El encuentro vino a refrendar la sensación que dejó Bélgica en su debut. Sobran jugadores, falta equipo. Seguramente tengan una de las mejores plantillas de esta Copa del Mundo, pero depende demasiado de la inspiración o del destello de alguno de sus hombres.

Un diablo llamado Mertens

Buena prueba de ello fue la primera parte de Dries Mertens. El eléctrico y habilidoso futbolista del Nápoles se convirtió en el animador del primer acto con su desequilibrio por el flanco derecho, siendo una auténtica pesadilla para Kombarov, que a buen seguro soñará hoy con él. Suyas fueron las dos mejores acciones del combinado belga en los primeros cuarenta y cinco minutos con sendas arrancadas, conducciones y disparos desde la frontal.

Ni Hazard ni Lukaku lograron cogerle el ritmo ni las pulsaciones al encuentro en la primera parte y pasaron desapercibidos. Los dos estilos contrapuestos de ambas selecciones dieron lugar a un partido muy interesante para el espectador, visualmente atractivo, con centros del campo que se partían con facilidad e intercambios de golpes continuos. Rusia cedía el protagonismo a Bélgica pero llevaba verdadero peligro al contragolpe. Fayzulin probó la agilidad y los guantes de Courtois desde lejos.

Wilmots tuvo que mover ficha a la media hora debido a la lesión de Vermaelen, que se lastimó en el calentamiento, quiso jugar y aguantó lo que pudo. El ‘castigado’ Vertonghen fue su reemplazo.

Todo esto antes de que los rusos pidieran penalti por derribo de Alderweireld sobre Kokorin. Precisamente el delantero del Dinamo de Moscú tuvo la mejor ocasión para los de Capello justo antes del descanso, con un remate de cabeza en el área pequeña que inexplicablemente se marchó fuera.

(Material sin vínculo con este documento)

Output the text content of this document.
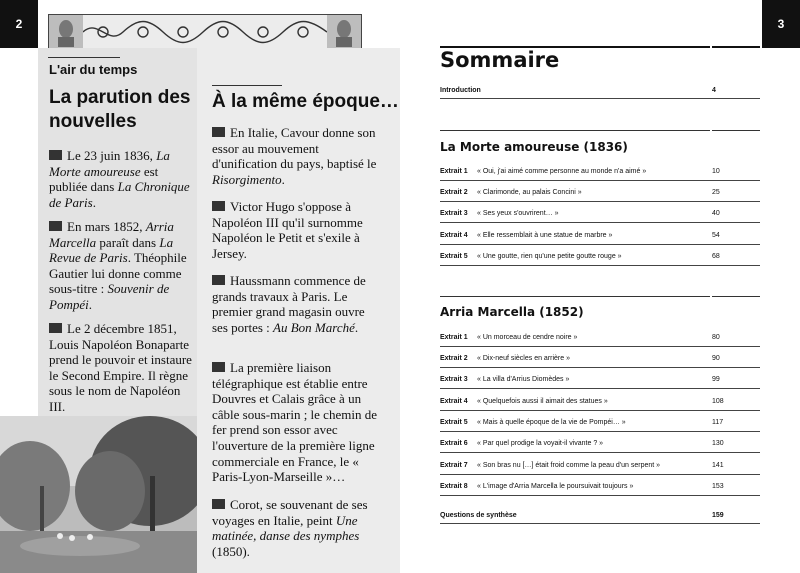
2
L'air du temps
La parution des nouvelles
À la même époque…

Le 23 juin 1836, La Morte amoureuse est publiée dans La Chronique de Paris.

En mars 1852, Arria Marcella paraît dans La Revue de Paris. Théophile Gautier lui donne comme sous-titre : Souvenir de Pompéi.

Le 2 décembre 1851, Louis Napoléon Bonaparte prend le pouvoir et instaure le Second Empire. Il règne sous le nom de Napoléon III.

En Italie, Cavour donne son essor au mouvement d'unification du pays, baptisé le Risorgimento.

Victor Hugo s'oppose à Napoléon III qu'il surnomme Napoléon le Petit et s'exile à Jersey.

Haussmann commence de grands travaux à Paris. Le premier grand magasin ouvre ses portes : Au Bon Marché.

La première liaison télégraphique est établie entre Douvres et Calais grâce à un câble sous-marin ; le chemin de fer prend son essor avec l'ouverture de la première ligne commerciale en France, le « Paris-Lyon-Marseille »…

Corot, se souvenant de ses voyages en Italie, peint Une matinée, danse des nymphes (1850).

3
Sommaire
Introduction	4
La Morte amoureuse (1836)
Extrait 1 « Oui, j'ai aimé comme personne au monde n'a aimé »	10
Extrait 2 « Clarimonde, au palais Concini »	25
Extrait 3 « Ses yeux s'ouvrirent… »	40
Extrait 4 « Elle ressemblait à une statue de marbre »	54
Extrait 5 « Une goutte, rien qu'une petite goutte rouge »	68
Arria Marcella (1852)
Extrait 1 « Un morceau de cendre noire »	80
Extrait 2 « Dix-neuf siècles en arrière »	90
Extrait 3 « La villa d'Arrius Diomèdes »	99
Extrait 4 « Quelquefois aussi il aimait des statues »	108
Extrait 5 « Mais à quelle époque de la vie de Pompéi… »	117
Extrait 6 « Par quel prodige la voyait-il vivante ? »	130
Extrait 7 « Son bras nu […] était froid comme la peau d'un serpent »	141
Extrait 8 « L'image d'Arria Marcella le poursuivait toujours »	153
Questions de synthèse	159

Rusia quiere ser protagonista

Con el arranque de la segunda parte se produjo un cambio de planes inesperado. Bélgica perdió completamente el control y dominio del encuentro y Rusia empezó a trenzar y a llegar con relativo peligro, pero les faltaba un último pase que dejase solo a Kokorin delante de Courtois. La ausencia de un jugador con clase fue lo que les privó de dar más y mayores problemas a los belgas.

Bélgica jugaba con una preocupante lentitud y Wilmots movió el banquillo. El cambio fue el mismo que en el partido frente a Argelia. Idéntico minuto y con idénticos protagonistas. Mediado el sesenta, Lukaku dejó su sitio al joven ariete Origi. No le gustó nada el cambio al jugador del Chelsea, que se fue al banco maldiciendo y quejándose amargamente. Lo cierto es que no se ha visto nada en dos partidos del gran delantero que se ha visto esta temporada en las filas del Everton, y que Origi aporta frescura y movilidad en el frente de ataque.

El choque fue de una igualdad enorme, con cambios de esquema y dominio alterno de uno y de otro. No se puede decir que hubo una superioridad manifiesta de Bélgica o de Rusia. Mirallas entró al terreno de juego en lo que fue su debut en el Mundial en lugar de Mertens, que fue de más a menos.

El ‘mago’ se viene arriba

Jugó con fuego Bélgica y Eschenko tuvo el 0-1 con un disparo cruzado desde la derecha. No había ni rastro de los De Bruyne o Hazard en los diablos rojos, pero por poco tiempo.

La tuvo Kevin Mirallas con un lanzamiento de libre directo que repelió el poste y después Hazard con una semi ruleta dentro del área y posterior disparo que repelió un defensor ruso a córner.

Eden Hazard | Foto: FIFA.com
Eden Hazard. | Foto: FIFA.com

Fue el preludio del gol que iba a dar la victoria a los belgas. Rusia arriesgó, a sabiendas de que podría pagarlo caro, y así fue. Los grandes jugadores como Eden Hazard necesitan muy poco para crear peligro y decidir, y con los de Capello dejando más espacios empezó el ‘show’ del mago de La Louvière.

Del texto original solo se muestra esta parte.